El objeto de la atención es uno mismo. No interesan los demás, sus defectos o faltas. Lo que nos interesa es conocernos a nosotros mismos. En este sentido, sí que me interesa saber por qué yo hago problema de que esta o aquella persona tenga esta reacción, o esa actitud, o aquel comportamiento. Por qué fulanito tiene tanto poder sobre mí, a qué se debe que permita a menganito colarse tan dentro de mí, que pueda entrar hasta la cocina. Cómo me llama siempre poderosamente la atención esa sentencia que dice: Es más fácil calzarse unas zapatillas, que alfombrar toda la tierra. Para una oración profunda, para una atención productiva es necesaria la actitud de calzarse las zapatillas.

12 comentarios en “EL SILENCIO – I

  1. alfredo prette dijo:

    Magnífica reflexión, muy actual y transparente, sabia, tranquiliza el alma leer sus líneas en estos tiempos ruidosos y de gritos, gracias P. Carlos!!!

  2. Gonzalo dijo:

    Enseñanza directa, sin tapujos ni adornos, sencilla, asequible y al alcance de cualquiera que esté dispuesto a caminar hacia dentro. Muchas gracias .

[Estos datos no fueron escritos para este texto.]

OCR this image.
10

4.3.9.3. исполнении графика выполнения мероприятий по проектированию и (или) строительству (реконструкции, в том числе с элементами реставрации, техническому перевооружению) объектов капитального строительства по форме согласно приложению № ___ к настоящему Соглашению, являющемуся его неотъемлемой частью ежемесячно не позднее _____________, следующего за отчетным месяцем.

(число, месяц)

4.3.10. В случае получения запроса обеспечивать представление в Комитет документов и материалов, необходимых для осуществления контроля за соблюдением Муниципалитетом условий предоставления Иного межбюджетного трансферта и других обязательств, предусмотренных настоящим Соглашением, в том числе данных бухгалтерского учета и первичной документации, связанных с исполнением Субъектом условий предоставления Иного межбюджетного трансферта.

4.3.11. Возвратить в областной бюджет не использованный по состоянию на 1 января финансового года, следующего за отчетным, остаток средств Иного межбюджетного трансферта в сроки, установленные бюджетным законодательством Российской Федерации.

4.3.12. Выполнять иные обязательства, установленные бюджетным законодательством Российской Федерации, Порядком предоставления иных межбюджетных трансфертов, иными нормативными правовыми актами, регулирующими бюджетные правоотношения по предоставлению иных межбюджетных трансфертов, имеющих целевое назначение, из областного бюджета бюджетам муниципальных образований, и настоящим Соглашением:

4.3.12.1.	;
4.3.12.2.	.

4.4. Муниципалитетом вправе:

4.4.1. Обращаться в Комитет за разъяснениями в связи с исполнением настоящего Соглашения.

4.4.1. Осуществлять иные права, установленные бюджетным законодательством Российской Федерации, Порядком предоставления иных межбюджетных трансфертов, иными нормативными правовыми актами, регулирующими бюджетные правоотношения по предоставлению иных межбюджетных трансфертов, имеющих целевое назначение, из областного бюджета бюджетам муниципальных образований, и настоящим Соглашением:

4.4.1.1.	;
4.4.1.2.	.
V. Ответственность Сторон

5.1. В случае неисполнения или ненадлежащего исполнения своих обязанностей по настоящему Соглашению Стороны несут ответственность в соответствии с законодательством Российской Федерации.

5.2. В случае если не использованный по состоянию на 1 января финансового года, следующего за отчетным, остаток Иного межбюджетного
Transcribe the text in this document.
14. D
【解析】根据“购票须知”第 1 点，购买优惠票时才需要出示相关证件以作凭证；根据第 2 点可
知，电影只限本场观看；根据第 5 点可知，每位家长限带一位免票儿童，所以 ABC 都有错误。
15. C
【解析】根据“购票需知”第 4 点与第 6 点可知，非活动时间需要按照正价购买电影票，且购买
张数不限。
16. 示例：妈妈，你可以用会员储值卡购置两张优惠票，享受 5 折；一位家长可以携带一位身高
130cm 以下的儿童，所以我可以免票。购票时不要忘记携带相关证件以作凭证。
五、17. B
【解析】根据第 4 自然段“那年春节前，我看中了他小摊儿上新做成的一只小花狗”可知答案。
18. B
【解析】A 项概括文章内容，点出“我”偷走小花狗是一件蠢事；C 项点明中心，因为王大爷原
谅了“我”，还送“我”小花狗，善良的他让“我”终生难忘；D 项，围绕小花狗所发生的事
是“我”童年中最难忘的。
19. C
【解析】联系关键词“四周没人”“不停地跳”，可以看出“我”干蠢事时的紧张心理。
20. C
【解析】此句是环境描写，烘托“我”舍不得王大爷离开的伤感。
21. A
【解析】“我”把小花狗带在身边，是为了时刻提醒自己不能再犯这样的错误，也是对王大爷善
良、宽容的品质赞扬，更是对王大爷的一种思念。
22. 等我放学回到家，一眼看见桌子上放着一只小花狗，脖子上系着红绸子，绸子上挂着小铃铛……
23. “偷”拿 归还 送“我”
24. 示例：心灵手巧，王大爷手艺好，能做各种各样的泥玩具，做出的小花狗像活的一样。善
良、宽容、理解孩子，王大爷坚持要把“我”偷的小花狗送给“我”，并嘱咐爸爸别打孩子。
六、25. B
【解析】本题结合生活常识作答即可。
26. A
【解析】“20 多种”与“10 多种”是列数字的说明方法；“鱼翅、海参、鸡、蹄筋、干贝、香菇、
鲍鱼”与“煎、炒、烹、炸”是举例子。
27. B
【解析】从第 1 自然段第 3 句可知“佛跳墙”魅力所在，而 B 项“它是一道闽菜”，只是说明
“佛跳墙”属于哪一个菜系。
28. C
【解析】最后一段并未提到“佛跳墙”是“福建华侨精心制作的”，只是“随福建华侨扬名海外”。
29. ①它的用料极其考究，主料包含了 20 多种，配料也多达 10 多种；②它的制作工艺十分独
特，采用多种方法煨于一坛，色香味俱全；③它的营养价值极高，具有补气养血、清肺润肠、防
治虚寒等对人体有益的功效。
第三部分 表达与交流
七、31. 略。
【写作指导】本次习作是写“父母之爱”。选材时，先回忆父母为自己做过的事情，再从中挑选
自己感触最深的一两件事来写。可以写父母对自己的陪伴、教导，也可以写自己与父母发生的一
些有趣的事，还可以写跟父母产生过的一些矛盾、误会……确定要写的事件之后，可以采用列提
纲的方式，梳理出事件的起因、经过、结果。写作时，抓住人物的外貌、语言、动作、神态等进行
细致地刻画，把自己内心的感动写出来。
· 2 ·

  3. José de María Auxiliadora. dijo:

    Buenas noches en el Nombre del Señor.
    He leido este texto en presencia del Santísimo, en la Capilla de Adoración Eucarística Perpetua de mi ciudad.
    En Su presencia. Rodeado de silencio.
    Quiero buscarLe y encontrrarLe en mi corazón.
    Gracias por escribirlo.

  4. María Dolores dijo:

    En el silencio de la madrugada encuentro y leo este camino de la búsqueda del silencio ,sencillo,entendible y luminoso. Deseo y añoranza del silencio. Gracias!Mar

  5. Mane dijo:

    Magnífica reflexión,muy clara pero muy difícil. Parece solo acta para personas tocadas especialmente por el Espíritu. Produce tristeza pensar que no es para todos.
    Carlos. Gracias por esta exposición magnífica sobre la oración contemplativa

  6. Mane dijo:

    Es un don de Dios se da o no. Alguien me dijo que no vasta la voluntad. Aunque el deseo y el anhelo son cosa de Dios,quizás la constancia y ese deseo sean camino para que se de esa oración de corazón.

  7. Fernando dijo:

    Querido hermano, para aquietar la mente, los ruidos, entrar en el silencio ¿Es bueno seguir la respiracion?, es parecido al meditar por ejemplo con la oracion del corazon?

    Oraciones

    Un abrazo

  8. H. Pilar Menéndez de la Vega Abajo dijo:

    ya hace un tiempo, que me preocupa ese alcanzar el silencio, y haciendo el retiro «sanación de la memoria I, he dado con su escrito sobre el silencio, me he encontrado muy a gusto y centrada, espero trabajar todo lo que pueda para conseguirlo, pero lo primero es comprar unos auriculares a una hermana, para que escuche la radio ella sola. ¿ No se si es un medio egoísta ?.